During this time of the year, you will hear commercials for the popular national chains on the radio and see them on tv, read about the local guys on craigslist.com or in your local paper, and even hear about a “friend of a friend” whose sister used this guy out of an “office” with the shades drawn who got them a huge refund that was more than they thought was possible.

Unfortunately, there are plenty of unscrupulous folks out there that will mislead/misguide you, pay no real attention to you, or simply do a horrible job. 

Now, there is no perfect way to find out about a person/company, since as of now, there is no licensing requirements to be a tax preparer, but there are steps that you can take to ensure that you are getting someone qualified, and the best way is to ask questions.

 

  • First and foremost, ask what kind of qualifications the actual preparer has (especially if you are going to a franchise).  Ask about the education of the preparer, the nature of their primary career (whether or not they have a background in accounting or tax law), how long they have been preparing returns, and the complexity of the returns they have experience with.  Some of the chains will hire people after a brief course which only touches on the basics of tax law and theory.  

    There is no way that anyone should be entrusted to touch another person’s taxes after only having a week’s worth of training.  Especially important is when using these franchises, who are notorious for using inexperienced preparers, but they also tend to hire people who are doing this as a supplementary income source and may not put as much care and effort into your return. 
     
     

  • Another crucial question to ask is how the preparer will be paid.  Accountants who prepare taxes within a firm are almost always strictly on a salary.  They get paid the same rate regardless of how many returns are prepared or how much the billings run.  On the flip side, I have noticed that many ads looking for tax preparers are offering only commissions or are a low salary/bonus situation.
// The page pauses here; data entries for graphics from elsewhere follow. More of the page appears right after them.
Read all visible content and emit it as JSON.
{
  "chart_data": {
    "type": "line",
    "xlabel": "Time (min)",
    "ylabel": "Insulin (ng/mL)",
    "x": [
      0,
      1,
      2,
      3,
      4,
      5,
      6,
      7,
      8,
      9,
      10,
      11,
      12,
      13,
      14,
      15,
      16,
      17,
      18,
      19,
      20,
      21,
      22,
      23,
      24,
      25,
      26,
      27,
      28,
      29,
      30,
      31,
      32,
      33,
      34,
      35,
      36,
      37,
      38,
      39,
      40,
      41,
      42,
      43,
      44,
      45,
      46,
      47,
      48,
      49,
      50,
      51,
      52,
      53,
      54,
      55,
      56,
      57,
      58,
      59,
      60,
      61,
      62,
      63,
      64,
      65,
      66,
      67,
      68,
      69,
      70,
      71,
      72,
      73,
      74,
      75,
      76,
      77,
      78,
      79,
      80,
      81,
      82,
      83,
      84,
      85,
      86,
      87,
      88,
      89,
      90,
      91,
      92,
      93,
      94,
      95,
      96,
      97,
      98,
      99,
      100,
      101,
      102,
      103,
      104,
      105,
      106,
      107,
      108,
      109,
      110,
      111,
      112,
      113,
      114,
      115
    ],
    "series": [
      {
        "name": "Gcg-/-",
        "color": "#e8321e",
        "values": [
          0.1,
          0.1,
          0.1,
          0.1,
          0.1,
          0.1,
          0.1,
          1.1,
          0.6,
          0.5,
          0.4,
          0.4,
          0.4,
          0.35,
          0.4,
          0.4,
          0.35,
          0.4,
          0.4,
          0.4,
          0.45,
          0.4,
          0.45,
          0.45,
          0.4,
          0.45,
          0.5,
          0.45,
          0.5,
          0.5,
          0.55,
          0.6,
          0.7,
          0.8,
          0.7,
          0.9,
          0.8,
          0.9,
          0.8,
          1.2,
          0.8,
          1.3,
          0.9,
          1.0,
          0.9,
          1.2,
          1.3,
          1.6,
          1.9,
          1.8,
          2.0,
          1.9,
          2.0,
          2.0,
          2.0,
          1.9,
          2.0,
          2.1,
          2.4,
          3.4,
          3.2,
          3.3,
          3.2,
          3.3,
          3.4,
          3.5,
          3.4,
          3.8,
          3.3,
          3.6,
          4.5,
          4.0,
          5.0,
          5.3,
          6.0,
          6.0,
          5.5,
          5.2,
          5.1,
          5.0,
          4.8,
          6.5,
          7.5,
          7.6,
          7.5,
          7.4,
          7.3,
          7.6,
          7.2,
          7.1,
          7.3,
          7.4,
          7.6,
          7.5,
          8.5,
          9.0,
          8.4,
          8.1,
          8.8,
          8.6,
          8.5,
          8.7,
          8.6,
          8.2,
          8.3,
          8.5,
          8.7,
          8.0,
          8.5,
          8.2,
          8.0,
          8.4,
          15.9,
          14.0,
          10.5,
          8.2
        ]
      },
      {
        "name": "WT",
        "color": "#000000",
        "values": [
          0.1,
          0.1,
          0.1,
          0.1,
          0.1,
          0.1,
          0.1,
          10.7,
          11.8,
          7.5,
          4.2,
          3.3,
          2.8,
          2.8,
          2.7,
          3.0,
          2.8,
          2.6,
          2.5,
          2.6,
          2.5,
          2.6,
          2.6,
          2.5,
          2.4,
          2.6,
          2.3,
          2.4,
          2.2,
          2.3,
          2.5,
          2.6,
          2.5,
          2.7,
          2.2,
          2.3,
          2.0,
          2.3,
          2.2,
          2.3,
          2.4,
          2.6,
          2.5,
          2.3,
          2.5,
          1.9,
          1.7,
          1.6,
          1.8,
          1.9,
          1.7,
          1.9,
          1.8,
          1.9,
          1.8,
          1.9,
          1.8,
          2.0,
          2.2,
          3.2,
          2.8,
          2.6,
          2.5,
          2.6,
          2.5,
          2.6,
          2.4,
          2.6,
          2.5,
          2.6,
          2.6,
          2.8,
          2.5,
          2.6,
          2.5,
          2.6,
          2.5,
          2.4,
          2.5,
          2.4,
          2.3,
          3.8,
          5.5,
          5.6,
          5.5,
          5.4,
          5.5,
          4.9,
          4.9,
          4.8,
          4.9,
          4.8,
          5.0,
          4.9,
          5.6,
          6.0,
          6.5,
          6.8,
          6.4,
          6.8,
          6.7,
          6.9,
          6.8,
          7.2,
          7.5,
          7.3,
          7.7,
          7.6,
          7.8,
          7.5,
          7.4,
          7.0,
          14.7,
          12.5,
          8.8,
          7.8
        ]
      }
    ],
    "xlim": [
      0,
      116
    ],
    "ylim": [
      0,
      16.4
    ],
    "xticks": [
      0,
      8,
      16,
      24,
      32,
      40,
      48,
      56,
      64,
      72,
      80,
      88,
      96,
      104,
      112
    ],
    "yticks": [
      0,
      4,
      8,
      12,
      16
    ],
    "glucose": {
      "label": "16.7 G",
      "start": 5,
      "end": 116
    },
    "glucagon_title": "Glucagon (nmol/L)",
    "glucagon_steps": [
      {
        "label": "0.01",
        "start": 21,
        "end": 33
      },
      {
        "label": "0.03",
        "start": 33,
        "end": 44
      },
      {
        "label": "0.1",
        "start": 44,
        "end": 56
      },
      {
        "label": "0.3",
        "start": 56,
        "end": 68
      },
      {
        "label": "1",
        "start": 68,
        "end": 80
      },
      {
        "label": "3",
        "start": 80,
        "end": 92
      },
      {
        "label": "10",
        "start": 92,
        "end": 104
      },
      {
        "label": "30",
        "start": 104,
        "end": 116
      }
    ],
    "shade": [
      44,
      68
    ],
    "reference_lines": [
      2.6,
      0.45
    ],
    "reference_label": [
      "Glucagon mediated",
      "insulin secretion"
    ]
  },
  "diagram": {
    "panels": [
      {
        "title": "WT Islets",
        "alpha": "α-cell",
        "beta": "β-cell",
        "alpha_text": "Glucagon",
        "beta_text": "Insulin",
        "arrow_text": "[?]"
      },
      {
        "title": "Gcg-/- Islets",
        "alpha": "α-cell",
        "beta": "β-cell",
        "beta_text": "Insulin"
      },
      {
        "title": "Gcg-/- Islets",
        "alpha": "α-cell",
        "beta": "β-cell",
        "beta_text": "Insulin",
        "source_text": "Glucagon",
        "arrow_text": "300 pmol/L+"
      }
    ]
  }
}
    This method of payment practice doesn’t seem very ethical to me (just a personal view).  It suggests that the company is only interested in volume.  When volume is a primary concern, the speed with which the returns are prepared is paramount to the quality with which they are prepared.  Under those circumstances, not only can mistakes me made more easily, but also the amount of attention each tax return (as well as the customer) will receive is decreased.  That might bode well for the individual preparer and for the company, but for the taxpayer; it is plain dangerous for the taxpayer.
     
     

  • Don’t forget to ask about the company pricing policies, either.  It is just as important to understand and be comfortable with how much you are going to have to pay before you get invoiced (which is generally upon delivery of the completed product).  Every firm has a different way of charging for their services: by the hour, by the project as a whole, by the project broken down with a base price and additional fees for each schedule.  Whatever the method, anyone charging too little should be second-guessed just as much as someone charging what appears to be too much.  Don’t be afraid to call around and ask for quotes, even if they aren’t exact, as well as go in and meet people in person to see what kind of feeling you get. 

 

Overall, there is more than simply the cost that should go into your decision as to who and where you get your taxes prepared.  In my personal experience, you will pretty much get what you pay for.  If you pay a little, you will get shoddy service both on the return as well as follow-up treatment. If you pay what seems to be an exorbitant fee, you are most likely paying for more than just a tax return but not receiving any value in exchange. 

Some preparers are not very friendly, and are all about business, while others will talk your ear off and make you wonder if they ever get around to doing any actual work.  The choice ultimately comes down to who makes you feel the most comfortable, but no matter what direction you choose to go, having as much information as possible will help you make the best choice.